On 8 September 2011, an Avro RJ85 being operated by Brussels Airlines on a scheduled passenger flight from Gothenburg to Brussels with 85 occupants was taking off from runway 21 at Gothenburg in normal day visibility when a vehicle almost entered the same runway near to the airborne point. The vehicle stopped immediately upon seeing the aircraft and the aircraft crew reported having been unaware of it.
An Investigation was carried out by the Swedish AIA. It was found that two positions were being manned in the VCR at the time, a TWR controller position with responsibility for the runway and aircraft departing from and arriving on it and a GND controller position with responsibility for vehicle movements, aircraft departure clearances and taxiing aircraft.
It was found that three vehicles had been waiting to enter the runway, two near the downwind end of the runway and the other at an intermediate position. Once the RJ85 aircraft had been given take off clearance and had begun to roll, it was found that the runway controller had given the GND controller permission to clear all three vehicles onto the runway “in one and the same sentence” without specifying the vehicles individually.
As he approached the runway, the vehicle driver reported having “perceived a light from the left at the same time as he heard a rumbling noise”. He had then spotted the aircraft which was taking off and stopped immediately at a distance subsequently determined to have been 50 metres from the centreline of the 45 metre wide runway.
It was found that a few minutes prior to the issue of this take off clearance, the GND controller position had been handed over from an OJTI paring to a qualified controller. During this handover, the trainee had advised the controller taking over the GND position that the vehicle which subsequently came close to the departing aircraft was waiting for runway occupancy in a position different to its actual position - at the upwind end of the runway rather than in the mid point area. This error had increased the risk of collision which had been created by the subsequent vehicle clearance error.

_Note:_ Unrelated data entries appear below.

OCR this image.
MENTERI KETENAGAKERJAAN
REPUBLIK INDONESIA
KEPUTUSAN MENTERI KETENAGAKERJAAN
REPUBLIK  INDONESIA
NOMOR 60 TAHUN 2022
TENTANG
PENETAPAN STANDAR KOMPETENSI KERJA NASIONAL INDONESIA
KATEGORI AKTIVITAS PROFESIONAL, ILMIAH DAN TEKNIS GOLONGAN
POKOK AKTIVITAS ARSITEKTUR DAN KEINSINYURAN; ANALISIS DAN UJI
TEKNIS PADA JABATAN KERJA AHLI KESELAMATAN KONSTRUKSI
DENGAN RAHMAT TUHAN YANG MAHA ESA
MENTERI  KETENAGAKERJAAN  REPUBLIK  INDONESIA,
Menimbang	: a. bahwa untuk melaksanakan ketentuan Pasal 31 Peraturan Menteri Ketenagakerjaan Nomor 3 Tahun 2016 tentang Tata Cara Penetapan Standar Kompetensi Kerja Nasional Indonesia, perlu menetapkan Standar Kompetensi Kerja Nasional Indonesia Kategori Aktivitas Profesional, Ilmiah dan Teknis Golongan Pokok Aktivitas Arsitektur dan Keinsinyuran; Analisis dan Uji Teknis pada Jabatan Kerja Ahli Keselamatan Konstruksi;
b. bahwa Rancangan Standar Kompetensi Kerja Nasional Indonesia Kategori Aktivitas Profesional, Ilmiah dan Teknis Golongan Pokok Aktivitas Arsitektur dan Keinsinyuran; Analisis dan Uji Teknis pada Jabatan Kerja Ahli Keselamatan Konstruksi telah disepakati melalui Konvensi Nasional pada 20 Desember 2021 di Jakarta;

Whilst it was noted by the Investigation that “there are no regulations concerning conversations of a private nature while performing air traffic services”, it was considered that non-operational conversations may have led to a failure to both properly ascertain and pass on the position of the vehicle:
“…conversations of a non-operative nature between the personnel (in the control room) may have contributed to both the instructor and the trainee being distracted from (comprehending) the position given by (the vehicle driver) as well to the trainee neither asking the driver of the vehicle to repeat his position nor himself making a note of the stated position on the strip. Also, the (OJT) instructor's ability to follow up on what occurred may have been limited by the private conversations that were going on.”
The Investigation concluded “that the introduction of a sterile concept for air traffic controllers during certain phases while in an operative position would contribute to increased aviation safety”. It was noted that “air traffic controllers would thereby work under conditions which correspond to the sterile concept already applied within commercial aviation (flight decks)” and observed that “it cannot be considered reasonable for only one party in a situation with two-way radio communication to apply the sterile concept”.
Two Safety Recommendations were issued as a result of the Investigation:
- that the LFV [the Swedish ANSP] develop and establish clear guidelines within the scope of its safety culture work, for conversations of a private nature during the course of operative work, in order to introduce a sterile concept for air traffic controllers during certain phases when in an operative position. [RL 2012:16 R1]
- that the Swedish Transport Agency take measures to ensure the use of a sterile concept for air traffic controllers during certain phases when in an operative position. [RL 2012:16 R2]
The Final Report of the Investigation Final report RL 2012: 16 was published on 27 August 2012.